Abstract

ABSTRACT


Topic: Ungulate species interactions and management


Strategic use of camera traps and AI for improved moose management in Sweden

Lars Hillström1, Marcus Larsson2, Petter Hillborg3, Anna Göransson3

  1. University of Gävle, Kungsbäcksvägen 47, 801 76 Gävle, SE
  2. Swedish Forest Agency, Västra Vägen 52, 803 24, Gävle, Sweden
  3. Department of Electrical Engineering, Mathematics and Natural Sciences, Academy of Engineering and Sustainable Development, University of Gävle, Sweden

Abstract
Estimating the size and dynamics of moose populations is crucial for sustainable wildlife management. Traditional methods such as moose observations and scat inventories have limitations in objectivity and accuracy. This study presents an innovative method that combines camera traps with artificial intelligence (AI) to automatically record and analyze spatial and temporal variation in local moose populations. The method has been tested in two areas in Gävleborg County, Ockelbo moose management unit (OMMU) and an area that was on fire in 2018. From August 2020 to February 2022, we recorded 2,475 moose observations in the area with forest fire and 3,698 in OMMU, using a camera density of one camera/850 hectares.

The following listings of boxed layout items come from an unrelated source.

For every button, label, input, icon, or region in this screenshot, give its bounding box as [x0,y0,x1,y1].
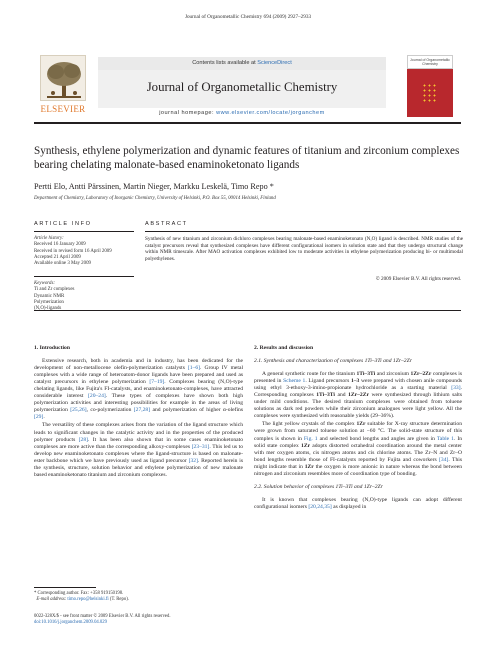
results-paragraph-1: A general synthetic route for the titanium 1Ti–3Ti and zirconium 1Zr–2Zr complexes is presented in Scheme 1. Ligand precursors 1–3 were prepared with chosen anile compounds using ethyl 3-ethoxy-3-imino-propionate hydrochloride as a starting material [33]. Corresponding complexes 1Ti–3Ti and 1Zr–2Zr were synthesized through lithium salts under mild conditions. The desired titanium complexes were obtained from toluene solutions as dark red powders while their zirconium analogues were light yellow. All the complexes were synthesized with reasonable yields (29–36%). [254,371,463,420]
cover-pattern-icon [422,83,438,103]
article-info-heading: ARTICLE INFO [34,221,92,227]
left-column [34,345,243,480]
history-revised: Received in revised form 16 April 2009 [34,248,112,254]
keywords-label: Keywords: [34,281,56,286]
keyword-item: (N,O)-ligands [34,306,62,312]
citation-link[interactable]: [1–6] [187,365,201,372]
sciencedirect-link[interactable]: ScienceDirect [257,60,292,66]
doi-link[interactable]: doi:10.1016/j.jorganchem.2009.04.029 [34,620,107,625]
journal-name: Journal of Organometallic Chemistry [146,80,338,94]
abstract-rule [145,231,461,232]
right-column [254,345,462,512]
article-history [34,236,134,267]
citation-link[interactable]: [23–31] [191,443,210,450]
citation-link[interactable]: [34] [439,456,449,463]
citation-link[interactable]: [28] [78,436,88,443]
citation-link[interactable]: [32] [188,457,198,464]
article-title: Synthesis, ethylene polymerization and dynamic features of titanium and zirconium complexes bearing chelating malonate-based enaminoketonato ligands [34,145,460,171]
intro-paragraph-1: Extensive research, both in academia and in industry, has been dedicated for the development of non-metallocene olefin-polymerization catalysts [1–6]. Group IV metal complexes with a wide range of heteroatom-donor ligands have been prepared and used as catalyst precursors in ethylene polymerization [7–19]. Complexes bearing (N,O)-type chelating ligands, like Fujita's FI-catalysts, and enaminoketonato-complexes, have attracted considerable interest [20–24]. These types of complexes have shown both high polymerization activities and interesting possibilities for example in the areas of living polymerization [25,26], co-polymerization [27,28] and polymerization of higher α-olefins [29]. [34,358,244,421]
keywords [34,281,134,312]
cover-image [407,69,453,117]
citation-link[interactable]: [29] [34,414,44,421]
history-received: Received 16 January 2009 [34,242,86,248]
front-matter-rule [34,310,461,311]
elsevier-tree-icon [40,55,86,101]
journal-homepage [98,110,386,116]
history-online: Available online 3 May 2009 [34,261,91,267]
history-accepted: Accepted 21 April 2009 [34,254,81,260]
article-authors: Pertti Elo, Antti Pärssinen, Martin Nieger, Markku Leskelä, Timo Repo * [34,182,274,191]
section-heading-introduction: 1. Introduction [34,345,70,351]
results-paragraph-3: It is known that complexes bearing (N,O)-type ligands can adopt different configurational isomers [20,24,35] as displayed in [254,496,462,510]
contents-bar [98,57,386,70]
history-label: Article history: [34,236,64,241]
keywords-rule [34,276,134,277]
table-link[interactable]: Table 1 [436,435,454,442]
citation-link[interactable]: [20–24] [88,393,106,400]
citation-link[interactable]: [27,28] [133,407,151,414]
citation-link[interactable]: [25,26] [70,407,87,414]
journal-cover [400,55,460,117]
citation-link[interactable]: [20,24,35] [308,503,332,510]
section-heading-results: 2. Results and discussion [254,345,314,351]
cover-title: Journal of Organometallic Chemistry [407,55,453,69]
journal-reference: Journal of Organometallic Chemistry 694 (2009) 2927–2933 [184,14,312,20]
homepage-prefix: journal homepage: [159,110,217,116]
contents-prefix: Contents lists available at [192,60,258,66]
citation-link[interactable]: [33] [451,385,461,392]
citation-link[interactable]: [7–19] [149,379,165,386]
abstract-copyright: © 2009 Elsevier B.V. All rights reserved. [375,276,461,282]
keyword-item: Ti and Zr complexes [34,287,75,293]
results-paragraph-2: The light yellow crystals of the complex 1Zr suitable for X-ray structure determination were grown from saturated toluene solution at −60 °C. The solid-state structure of this complex is shown in Fig. 1 and selected bond lengths and angles are given in Table 1. In solid state complex 1Zr adopts distorted octahedral coordination around the metal center with mer oxygen atoms, cis nitrogen atoms and cis chlorine atoms. The Zr–N and Zr–O bond lengths resemble those of FI-catalysts reported by Fujita and coworkers [34]. This might indicate that in 1Zr the oxygen is more anionic in nature whereas the bond between nitrogen and zirconium resembles more of coordination type of bonding. [254,421,463,477]
homepage-link[interactable]: www.elsevier.com/locate/jorganchem [216,110,325,116]
article-info-rule [34,231,134,232]
subsection-heading-solution: 2.2. Solution behavior of complexes 1Ti–3Ti and 1Zr–2Zr [254,483,383,490]
issn-line: 0022-328X/$ - see front matter © 2009 Elsevier B.V. All rights reserved. [34,614,171,619]
abstract-heading: ABSTRACT [145,221,188,227]
intro-paragraph-2: The versatility of these complexes arises from the variation of the ligand structure which leads to significant changes in the catalytic activity and in the properties of the produced polymer products [28]. It has been also shown that in some cases enaminoketonato complexes are more active than the corresponding alkoxy-complexes [23–31]. This led us to develop new enaminoketonato complexes where the ligand-structure is based on malonate-ester backbone which we have previously used as ligand precursor [32]. Reported herein is the synthesis, structure, solution behavior and ethylene polymerization of new malonate based enaminoketonato titanium and zirconium complexes. [34,422,244,478]
abstract-text: Synthesis of new titanium and zirconium dichloro complexes bearing malonate-based enaminoketonato (N,O) ligand is described. NMR studies of the catalyst precursors reveal that synthesized complexes have different configurational isomers in solution state and that they undergo structural change within NMR timescale. After MAO activation complexes exhibited low to moderate activities in ethylene polymerization producing bi- or multimodal polyethylenes. [145,236,463,262]
article-affiliation: Department of Chemistry, Laboratory of Inorganic Chemistry, University of Helsinki, P.O. Box 55, 00014 Helsinki, Finland [34,196,276,201]
figure-link[interactable]: Fig. 1 [303,435,318,442]
front-matter-info [34,614,244,626]
footnote-rule [34,587,96,588]
author-email-link[interactable]: timo.repo@helsinki.fi [67,597,109,602]
corresponding-author-footnote: * Corresponding author. Fax: +358 919150198. E-mail address: timo.repo@helsinki.fi (T. Repo). [34,591,129,602]
subsection-heading-synthesis: 2.1. Synthesis and characterization of complexes 1Ti–3Ti and 1Zr–2Zr [254,358,412,365]
elsevier-logo [34,55,92,117]
keyword-item: Dynamic NMR [34,293,65,299]
publisher-name: ELSEVIER [40,104,86,114]
header-rule [34,122,461,124]
keyword-item: Polymerization [34,299,64,305]
scheme-link[interactable]: Scheme 1 [283,378,306,385]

AI-based analysis enables a detailed classification of individuals based on sex and number of calves born. This has the potential to improve decision-making for hunting and forest management. The study shows that this method offers a more continuous and objective monitoring of the moose population compared to traditional methods. Automated analysis of image data reduces subjectivity and improves the precision of population estimates. Data collected immediately after calving and in the following months provide more accurate estimates in moose management than current methods such as moose observations and droppings inventory. Having current data from the period immediately after calving in the same year as culling is to be determined, offers significantly better and more up-to-date information than current methods. Objective and well-distributed image material makes it possible to better determine local variations in the game population. If the cameras are placed equally between different areas at salt rocks, good comparison opportunities are created, and through several years of experience, the method can ensure variations between areas and changes in the population over time. Further development of the AI tools can improve data quality, even if individual recognition of animals is not possible with current technology. The focus on distribution of males and females and calf survival provides a more reliable picture of moose population dynamics. Through collaboration with hunting teams and forest owners, this method can pave the way for more transparent and scientifically based wildlife management in Sweden.